Décès de la comédienne Huguette Oligny

Hughette Oligny dans le documentaire réalisé par Pascal Gélinas, «Huguette Oligny, le goût de vivre».
Photo: Pascal Gélinas Hughette Oligny dans le documentaire réalisé par Pascal Gélinas, «Huguette Oligny, le goût de vivre».
La comédienne québécoise Huguette Oligny est décédée. Elle était âgée de 91 ans.
 
Originaire de Montréal, Huguette Oligny a rapidement plongé dans l'univers du théâtre, interprétant de nombreux personnages dans des pièces classiques de Molière, Dumas fils et Racine, entre autres.
 
Elle a également joué sur scène dans certaines des pièces marquantes du théâtre québécois, dont «Le temps des lilas» de Marcel Dubé, de même que «Tit-Coq» et «Hier les enfants dansaient» de Gratien Gélinas, qui deviendra son époux en janvier 1973.
 
En 1984, elle a tenu le rôle d'Albertine dans «Albertine en cinq temps» de Michel Tremblay au Centre national des arts d'Ottawa et au Théâtre du Rideau vert, à Montréal. Elle a aussi interprété Laura dans «Equus» de Peter Schafer, Maria dans «Oncle Vanya» de Tchekhov et Lydia dans «Bateau pour Lipaia» d'Alexis Arbuzov.
 
Capable de jouer aussi bien en anglais qu'en français, elle est montée sur scène à New York, Chicago, Paris et Bruxelles, entre autres.
 
Mme Oligny a également obtenu des rôles au grand écran, notamment dans «Kamouraska», de Claude Jutra, «Le soleil se lève en retard», d'André Brassard, et, plus récemment, «La capture», de Carole Laure.
 
L'actrice a aussi participé à de nombreux téléromans ou séries à la télévision. On a ainsi pu la voir dans «Rue des Pignons», «Métro-Boulot-Dodo», «Belle rive», «Cormoran», «Sous le signe du lion» et «Réseaux».
 
En 1998, elle a remporté le Gémeau de la meilleure interprétation féminine dans un rôle de soutien pour son rôle dans «Sous le signe du lion».
 
Elle a été nommée compagnon de l'Ordre du Canada en 1996 et officier de l'Ordre national du Québec en 1999.
 
Son beau-fils, Pascal Gélinas, venait tout juste de réaliser un documentaire sur sa vie, intitulé «Huguette Oligny, le goût de vivre».
8 commentaires
  • Jean-Pierre Audet - Abonné 10 mai 2013 13 h 11

    Mme Huguette Oligny

    Quelle actrice ! Si talentueuse et si humaine : attachante cette grande dame décédée à 91 ans après une vie de succès, de beauté et d'harmonie. J'offre mes condoléances à celles et ceux qui l'aimaient.

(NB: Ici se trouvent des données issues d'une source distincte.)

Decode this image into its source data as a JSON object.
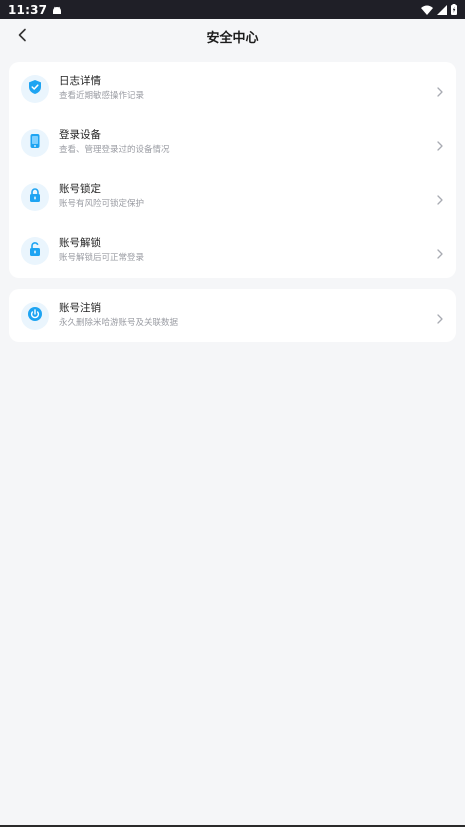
{
  "status_bar": {
    "time": "11:37",
    "icons": [
      "android-notification-icon",
      "wifi-icon",
      "signal-icon",
      "battery-icon"
    ]
  },
  "header": {
    "title": "安全中心",
    "back_icon": "chevron-left-icon"
  },
  "colors": {
    "background": "#f5f6f8",
    "card": "#ffffff",
    "accent": "#1ea4f2",
    "icon_bg": "#eaf5fd",
    "title": "#222222",
    "subtitle": "#9a9ca3",
    "status_bar": "#1f1f27"
  },
  "security_items": [
    {
      "title": "日志详情",
      "subtitle": "查看近期敏感操作记录",
      "icon": "shield-check-icon"
    },
    {
      "title": "登录设备",
      "subtitle": "查看、管理登录过的设备情况",
      "icon": "phone-device-icon"
    },
    {
      "title": "账号锁定",
      "subtitle": "账号有风险可锁定保护",
      "icon": "lock-icon"
    },
    {
      "title": "账号解锁",
      "subtitle": "账号解锁后可正常登录",
      "icon": "unlock-icon"
    }
  ],
  "account_items": [
    {
      "title": "账号注销",
      "subtitle": "永久删除米哈游账号及关联数据",
      "icon": "power-icon"
    }
  ]
}
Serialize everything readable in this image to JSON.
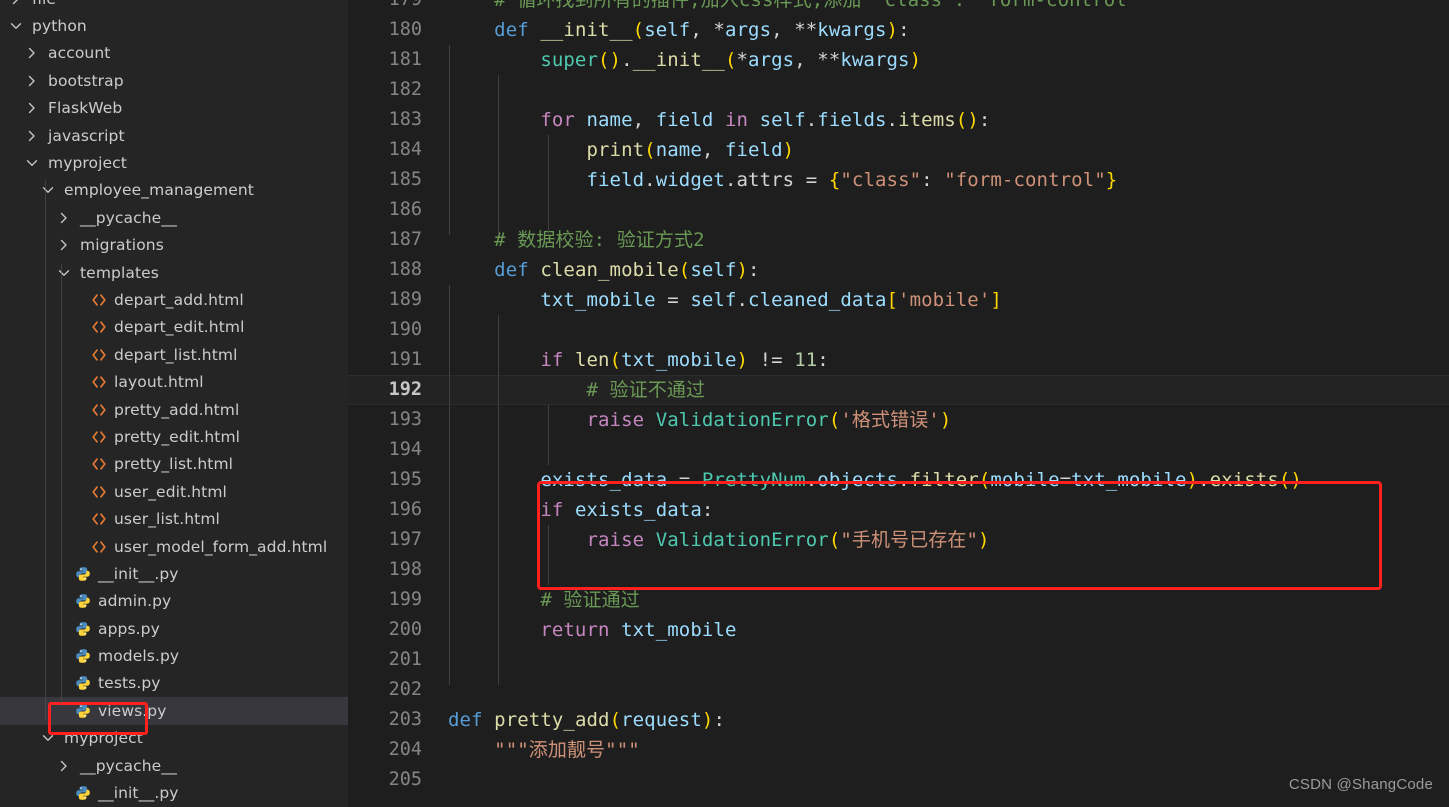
{
  "sidebar": {
    "background_color": "#252526",
    "selected_row_color": "#37373d",
    "annotation_color": "#ff2020",
    "items": [
      {
        "label": "file",
        "type": "folder",
        "expanded": false,
        "depth": 0,
        "partial": true
      },
      {
        "label": "python",
        "type": "folder",
        "expanded": true,
        "depth": 0
      },
      {
        "label": "account",
        "type": "folder",
        "expanded": false,
        "depth": 1
      },
      {
        "label": "bootstrap",
        "type": "folder",
        "expanded": false,
        "depth": 1
      },
      {
        "label": "FlaskWeb",
        "type": "folder",
        "expanded": false,
        "depth": 1
      },
      {
        "label": "javascript",
        "type": "folder",
        "expanded": false,
        "depth": 1
      },
      {
        "label": "myproject",
        "type": "folder",
        "expanded": true,
        "depth": 1
      },
      {
        "label": "employee_management",
        "type": "folder",
        "expanded": true,
        "depth": 2
      },
      {
        "label": "__pycache__",
        "type": "folder",
        "expanded": false,
        "depth": 3
      },
      {
        "label": "migrations",
        "type": "folder",
        "expanded": false,
        "depth": 3
      },
      {
        "label": "templates",
        "type": "folder",
        "expanded": true,
        "depth": 3
      },
      {
        "label": "depart_add.html",
        "type": "html",
        "depth": 4
      },
      {
        "label": "depart_edit.html",
        "type": "html",
        "depth": 4
      },
      {
        "label": "depart_list.html",
        "type": "html",
        "depth": 4
      },
      {
        "label": "layout.html",
        "type": "html",
        "depth": 4
      },
      {
        "label": "pretty_add.html",
        "type": "html",
        "depth": 4
      },
      {
        "label": "pretty_edit.html",
        "type": "html",
        "depth": 4
      },
      {
        "label": "pretty_list.html",
        "type": "html",
        "depth": 4
      },
      {
        "label": "user_edit.html",
        "type": "html",
        "depth": 4
      },
      {
        "label": "user_list.html",
        "type": "html",
        "depth": 4
      },
      {
        "label": "user_model_form_add.html",
        "type": "html",
        "depth": 4
      },
      {
        "label": "__init__.py",
        "type": "python",
        "depth": 3
      },
      {
        "label": "admin.py",
        "type": "python",
        "depth": 3
      },
      {
        "label": "apps.py",
        "type": "python",
        "depth": 3
      },
      {
        "label": "models.py",
        "type": "python",
        "depth": 3
      },
      {
        "label": "tests.py",
        "type": "python",
        "depth": 3
      },
      {
        "label": "views.py",
        "type": "python",
        "depth": 3,
        "selected": true,
        "annotated": true
      },
      {
        "label": "myproject",
        "type": "folder",
        "expanded": true,
        "depth": 2
      },
      {
        "label": "__pycache__",
        "type": "folder",
        "expanded": false,
        "depth": 3
      },
      {
        "label": "__init__.py",
        "type": "python",
        "depth": 3,
        "partial": true
      }
    ]
  },
  "editor": {
    "background_color": "#1e1e1e",
    "gutter_color": "#858585",
    "current_line": 192,
    "annotation_color": "#ff2020",
    "annotated_lines": [
      195,
      196,
      197
    ],
    "lines": [
      {
        "n": 179,
        "tokens": [
          {
            "t": "    ",
            "c": "c-plain"
          },
          {
            "t": "# 循环找到所有的插件,加入css样式,添加 \"class\": \"form-control\"",
            "c": "c-com"
          }
        ]
      },
      {
        "n": 180,
        "tokens": [
          {
            "t": "    ",
            "c": "c-plain"
          },
          {
            "t": "def",
            "c": "c-kw"
          },
          {
            "t": " ",
            "c": "c-plain"
          },
          {
            "t": "__init__",
            "c": "c-fn"
          },
          {
            "t": "(",
            "c": "c-p1"
          },
          {
            "t": "self",
            "c": "c-var"
          },
          {
            "t": ", ",
            "c": "c-plain"
          },
          {
            "t": "*",
            "c": "c-plain"
          },
          {
            "t": "args",
            "c": "c-var"
          },
          {
            "t": ", ",
            "c": "c-plain"
          },
          {
            "t": "**",
            "c": "c-plain"
          },
          {
            "t": "kwargs",
            "c": "c-var"
          },
          {
            "t": ")",
            "c": "c-p1"
          },
          {
            "t": ":",
            "c": "c-plain"
          }
        ]
      },
      {
        "n": 181,
        "tokens": [
          {
            "t": "        ",
            "c": "c-plain"
          },
          {
            "t": "super",
            "c": "c-cls"
          },
          {
            "t": "()",
            "c": "c-p1"
          },
          {
            "t": ".",
            "c": "c-plain"
          },
          {
            "t": "__init__",
            "c": "c-fn"
          },
          {
            "t": "(",
            "c": "c-p1"
          },
          {
            "t": "*",
            "c": "c-plain"
          },
          {
            "t": "args",
            "c": "c-var"
          },
          {
            "t": ", ",
            "c": "c-plain"
          },
          {
            "t": "**",
            "c": "c-plain"
          },
          {
            "t": "kwargs",
            "c": "c-var"
          },
          {
            "t": ")",
            "c": "c-p1"
          }
        ]
      },
      {
        "n": 182,
        "tokens": []
      },
      {
        "n": 183,
        "tokens": [
          {
            "t": "        ",
            "c": "c-plain"
          },
          {
            "t": "for",
            "c": "c-ctl"
          },
          {
            "t": " ",
            "c": "c-plain"
          },
          {
            "t": "name",
            "c": "c-var"
          },
          {
            "t": ", ",
            "c": "c-plain"
          },
          {
            "t": "field",
            "c": "c-var"
          },
          {
            "t": " ",
            "c": "c-plain"
          },
          {
            "t": "in",
            "c": "c-ctl"
          },
          {
            "t": " ",
            "c": "c-plain"
          },
          {
            "t": "self",
            "c": "c-var"
          },
          {
            "t": ".",
            "c": "c-plain"
          },
          {
            "t": "fields",
            "c": "c-var"
          },
          {
            "t": ".",
            "c": "c-plain"
          },
          {
            "t": "items",
            "c": "c-fn"
          },
          {
            "t": "()",
            "c": "c-p1"
          },
          {
            "t": ":",
            "c": "c-plain"
          }
        ]
      },
      {
        "n": 184,
        "tokens": [
          {
            "t": "            ",
            "c": "c-plain"
          },
          {
            "t": "print",
            "c": "c-fn"
          },
          {
            "t": "(",
            "c": "c-p1"
          },
          {
            "t": "name",
            "c": "c-var"
          },
          {
            "t": ", ",
            "c": "c-plain"
          },
          {
            "t": "field",
            "c": "c-var"
          },
          {
            "t": ")",
            "c": "c-p1"
          }
        ]
      },
      {
        "n": 185,
        "tokens": [
          {
            "t": "            ",
            "c": "c-plain"
          },
          {
            "t": "field",
            "c": "c-var"
          },
          {
            "t": ".",
            "c": "c-plain"
          },
          {
            "t": "widget",
            "c": "c-var"
          },
          {
            "t": ".",
            "c": "c-plain"
          },
          {
            "t": "attrs",
            "c": "c-plain"
          },
          {
            "t": " = ",
            "c": "c-plain"
          },
          {
            "t": "{",
            "c": "c-p1"
          },
          {
            "t": "\"class\"",
            "c": "c-str"
          },
          {
            "t": ": ",
            "c": "c-plain"
          },
          {
            "t": "\"form-control\"",
            "c": "c-str"
          },
          {
            "t": "}",
            "c": "c-p1"
          }
        ]
      },
      {
        "n": 186,
        "tokens": []
      },
      {
        "n": 187,
        "tokens": [
          {
            "t": "    ",
            "c": "c-plain"
          },
          {
            "t": "# 数据校验: 验证方式2",
            "c": "c-com"
          }
        ]
      },
      {
        "n": 188,
        "tokens": [
          {
            "t": "    ",
            "c": "c-plain"
          },
          {
            "t": "def",
            "c": "c-kw"
          },
          {
            "t": " ",
            "c": "c-plain"
          },
          {
            "t": "clean_mobile",
            "c": "c-fn"
          },
          {
            "t": "(",
            "c": "c-p1"
          },
          {
            "t": "self",
            "c": "c-var"
          },
          {
            "t": ")",
            "c": "c-p1"
          },
          {
            "t": ":",
            "c": "c-plain"
          }
        ]
      },
      {
        "n": 189,
        "tokens": [
          {
            "t": "        ",
            "c": "c-plain"
          },
          {
            "t": "txt_mobile",
            "c": "c-var"
          },
          {
            "t": " = ",
            "c": "c-plain"
          },
          {
            "t": "self",
            "c": "c-var"
          },
          {
            "t": ".",
            "c": "c-plain"
          },
          {
            "t": "cleaned_data",
            "c": "c-var"
          },
          {
            "t": "[",
            "c": "c-p1"
          },
          {
            "t": "'mobile'",
            "c": "c-str"
          },
          {
            "t": "]",
            "c": "c-p1"
          }
        ]
      },
      {
        "n": 190,
        "tokens": []
      },
      {
        "n": 191,
        "tokens": [
          {
            "t": "        ",
            "c": "c-plain"
          },
          {
            "t": "if",
            "c": "c-ctl"
          },
          {
            "t": " ",
            "c": "c-plain"
          },
          {
            "t": "len",
            "c": "c-fn"
          },
          {
            "t": "(",
            "c": "c-p1"
          },
          {
            "t": "txt_mobile",
            "c": "c-var"
          },
          {
            "t": ")",
            "c": "c-p1"
          },
          {
            "t": " != ",
            "c": "c-plain"
          },
          {
            "t": "11",
            "c": "c-num"
          },
          {
            "t": ":",
            "c": "c-plain"
          }
        ]
      },
      {
        "n": 192,
        "tokens": [
          {
            "t": "            ",
            "c": "c-plain"
          },
          {
            "t": "# 验证不通过",
            "c": "c-com"
          }
        ]
      },
      {
        "n": 193,
        "tokens": [
          {
            "t": "            ",
            "c": "c-plain"
          },
          {
            "t": "raise",
            "c": "c-ctl"
          },
          {
            "t": " ",
            "c": "c-plain"
          },
          {
            "t": "ValidationError",
            "c": "c-cls"
          },
          {
            "t": "(",
            "c": "c-p1"
          },
          {
            "t": "'格式错误'",
            "c": "c-str"
          },
          {
            "t": ")",
            "c": "c-p1"
          }
        ]
      },
      {
        "n": 194,
        "tokens": []
      },
      {
        "n": 195,
        "tokens": [
          {
            "t": "        ",
            "c": "c-plain"
          },
          {
            "t": "exists_data",
            "c": "c-var"
          },
          {
            "t": " = ",
            "c": "c-plain"
          },
          {
            "t": "PrettyNum",
            "c": "c-cls"
          },
          {
            "t": ".",
            "c": "c-plain"
          },
          {
            "t": "objects",
            "c": "c-var"
          },
          {
            "t": ".",
            "c": "c-plain"
          },
          {
            "t": "filter",
            "c": "c-fn"
          },
          {
            "t": "(",
            "c": "c-p1"
          },
          {
            "t": "mobile",
            "c": "c-var"
          },
          {
            "t": "=",
            "c": "c-plain"
          },
          {
            "t": "txt_mobile",
            "c": "c-var"
          },
          {
            "t": ")",
            "c": "c-p1"
          },
          {
            "t": ".",
            "c": "c-plain"
          },
          {
            "t": "exists",
            "c": "c-fn"
          },
          {
            "t": "()",
            "c": "c-p1"
          }
        ]
      },
      {
        "n": 196,
        "tokens": [
          {
            "t": "        ",
            "c": "c-plain"
          },
          {
            "t": "if",
            "c": "c-ctl"
          },
          {
            "t": " ",
            "c": "c-plain"
          },
          {
            "t": "exists_data",
            "c": "c-var"
          },
          {
            "t": ":",
            "c": "c-plain"
          }
        ]
      },
      {
        "n": 197,
        "tokens": [
          {
            "t": "            ",
            "c": "c-plain"
          },
          {
            "t": "raise",
            "c": "c-ctl"
          },
          {
            "t": " ",
            "c": "c-plain"
          },
          {
            "t": "ValidationError",
            "c": "c-cls"
          },
          {
            "t": "(",
            "c": "c-p1"
          },
          {
            "t": "\"手机号已存在\"",
            "c": "c-str"
          },
          {
            "t": ")",
            "c": "c-p1"
          }
        ]
      },
      {
        "n": 198,
        "tokens": []
      },
      {
        "n": 199,
        "tokens": [
          {
            "t": "        ",
            "c": "c-plain"
          },
          {
            "t": "# 验证通过",
            "c": "c-com"
          }
        ]
      },
      {
        "n": 200,
        "tokens": [
          {
            "t": "        ",
            "c": "c-plain"
          },
          {
            "t": "return",
            "c": "c-ctl"
          },
          {
            "t": " ",
            "c": "c-plain"
          },
          {
            "t": "txt_mobile",
            "c": "c-var"
          }
        ]
      },
      {
        "n": 201,
        "tokens": []
      },
      {
        "n": 202,
        "tokens": []
      },
      {
        "n": 203,
        "tokens": [
          {
            "t": "def",
            "c": "c-kw"
          },
          {
            "t": " ",
            "c": "c-plain"
          },
          {
            "t": "pretty_add",
            "c": "c-fn"
          },
          {
            "t": "(",
            "c": "c-p1"
          },
          {
            "t": "request",
            "c": "c-var"
          },
          {
            "t": ")",
            "c": "c-p1"
          },
          {
            "t": ":",
            "c": "c-plain"
          }
        ]
      },
      {
        "n": 204,
        "tokens": [
          {
            "t": "    ",
            "c": "c-plain"
          },
          {
            "t": "\"\"\"添加靓号\"\"\"",
            "c": "c-str"
          }
        ]
      },
      {
        "n": 205,
        "tokens": []
      }
    ]
  },
  "watermark": {
    "text": "CSDN @ShangCode"
  }
}
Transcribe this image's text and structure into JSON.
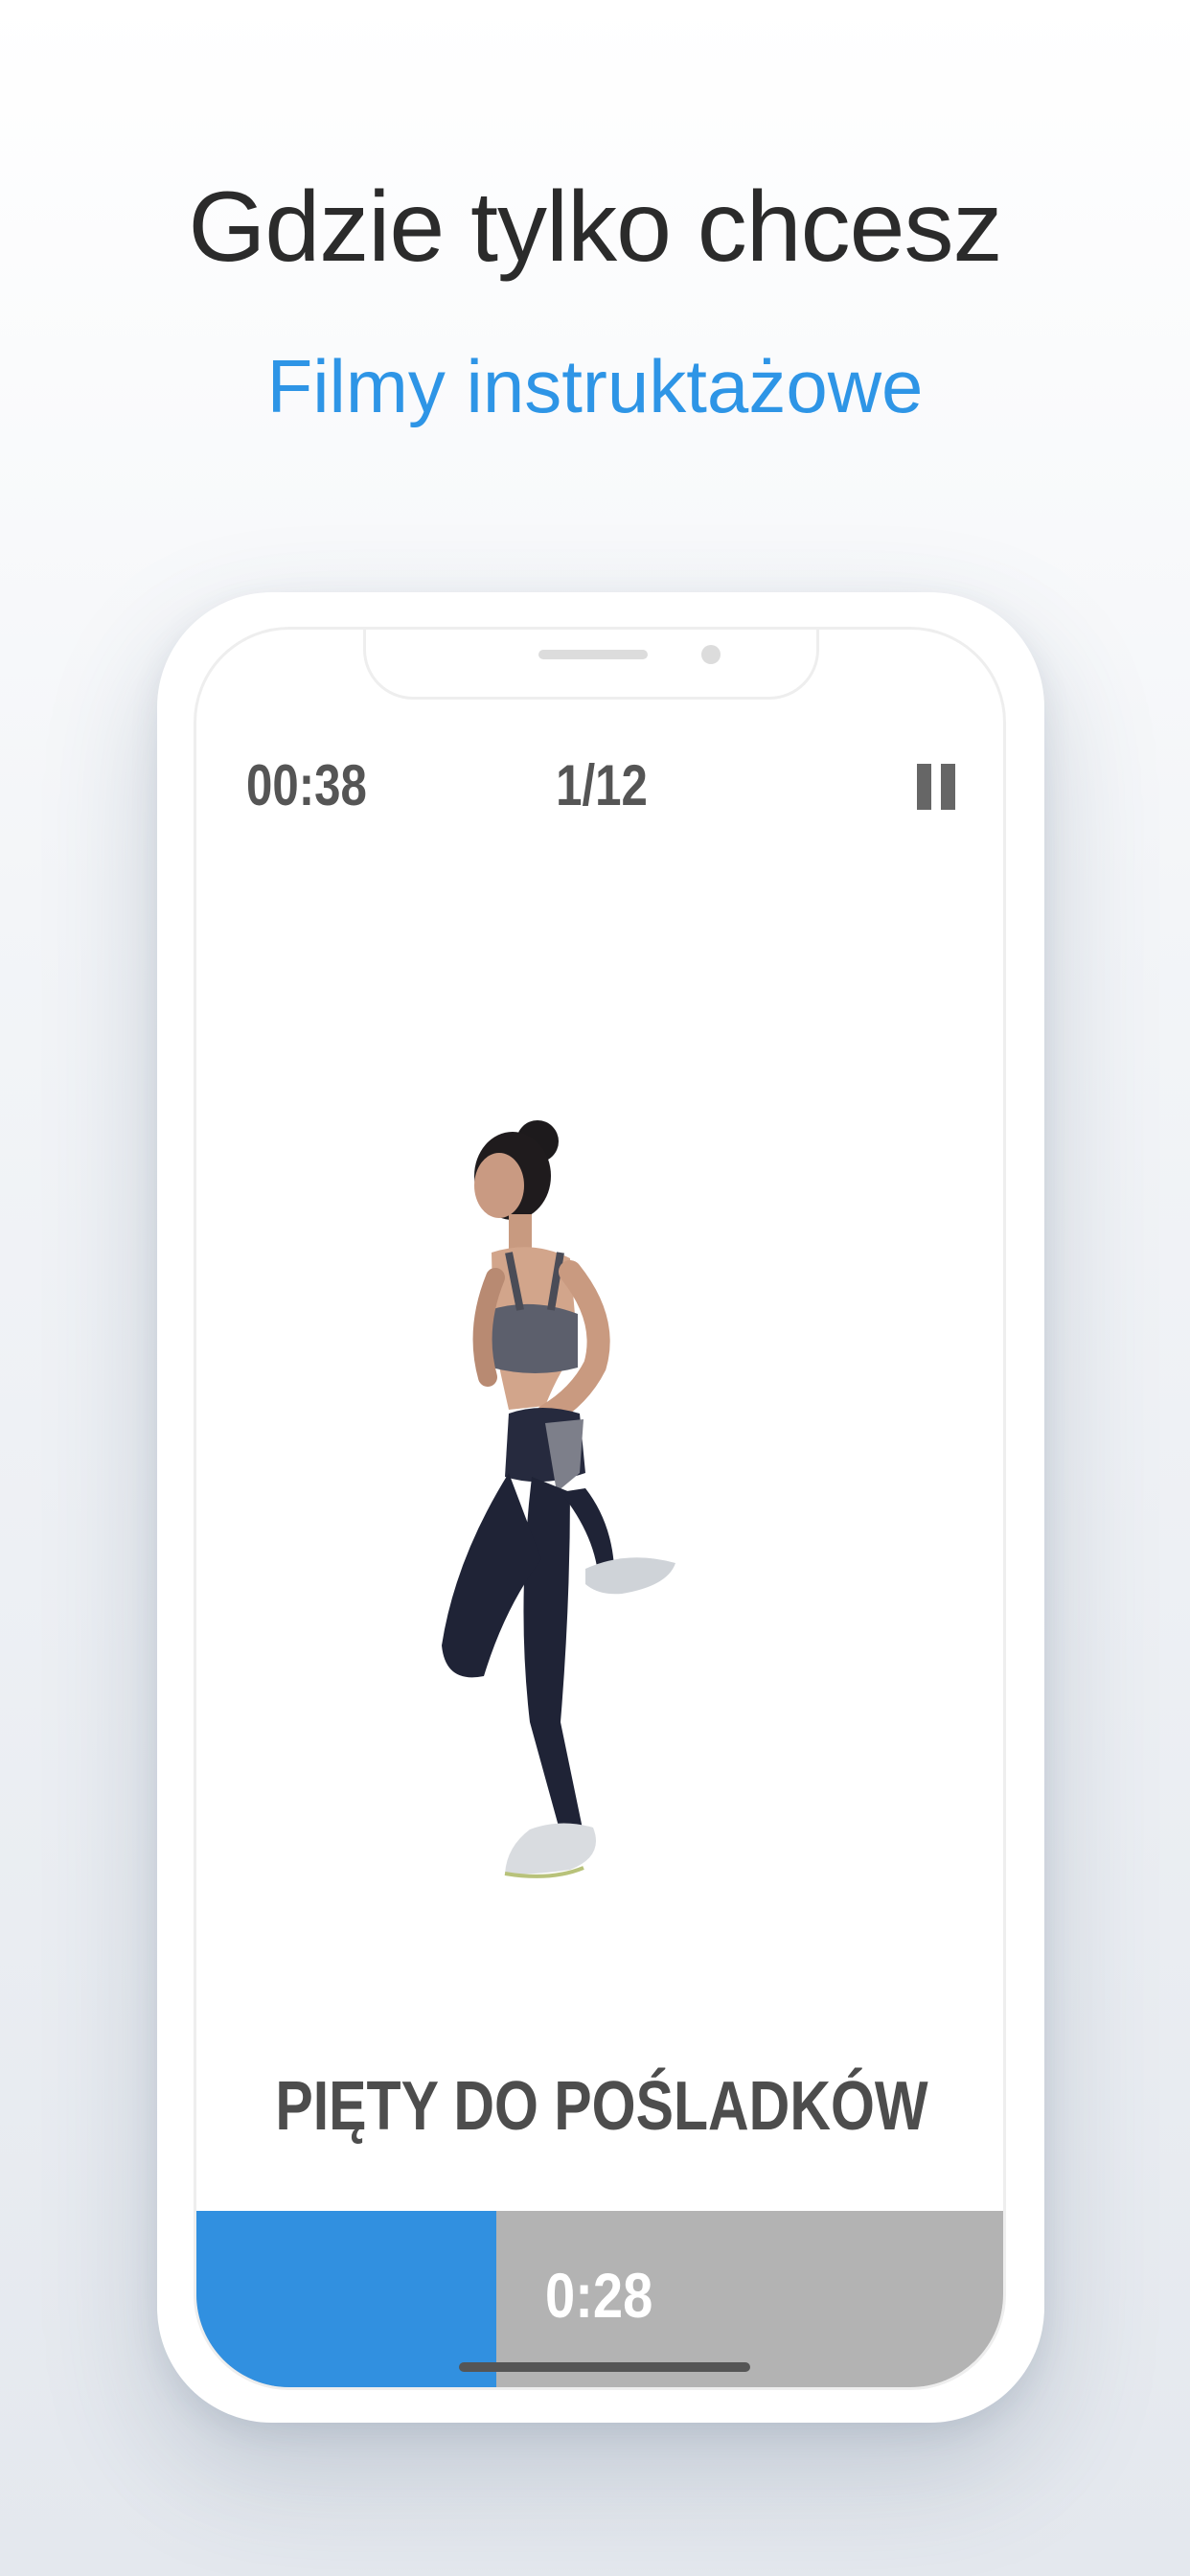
{
  "header": {
    "title": "Gdzie tylko chcesz",
    "subtitle": "Filmy instruktażowe"
  },
  "workout": {
    "elapsed_time": "00:38",
    "exercise_counter": "1/12",
    "exercise_name": "PIĘTY DO POŚLADKÓW",
    "remaining_time": "0:28",
    "progress_fraction": 0.37
  },
  "icons": {
    "pause": "pause-icon"
  },
  "colors": {
    "accent": "#3190E0",
    "subtitle": "#2E95E6",
    "progress_track": "#B3B3B3"
  }
}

  • Jean-Marie Francoeur - Inscrit 10 mai 2013 14 h 04

    Grand vide

    Madame Oligny laisse un grand vide. La qualité de sa présence, ses prestations uniques, sa belle sensibilité nous manquera. On peut compter sur les doigts de la main les interprètes de ce niveau. Elle ne laissait jamais personne indifférent. Elle avait le tour, la science, pour nous faire haleter au détour d'une réplique. Merci à son beau fils d'avoir immortalisé ses derniers moments. Bon voyage Madame Oligny, allez rejoindre les immortels.

  • Claude Verreault - Inscrit 10 mai 2013 14 h 51

    Merci, Mme Oligny!

    La première fois que j'ai vue cette grande comédienne, c'est dans LE TEMPS DES LILAS, l'une des plus belles pièces de Marcel Dubé. Les premiers lilas commencent à peine à embaumer ma cour et j'apprends son décès. Parfum de tristesse.

  • marie-claire laberge - Inscrite 10 mai 2013 19 h 59

    À:Chère Huguette, De: Marie de Verdun comme vous vous plaisiez à me nommer.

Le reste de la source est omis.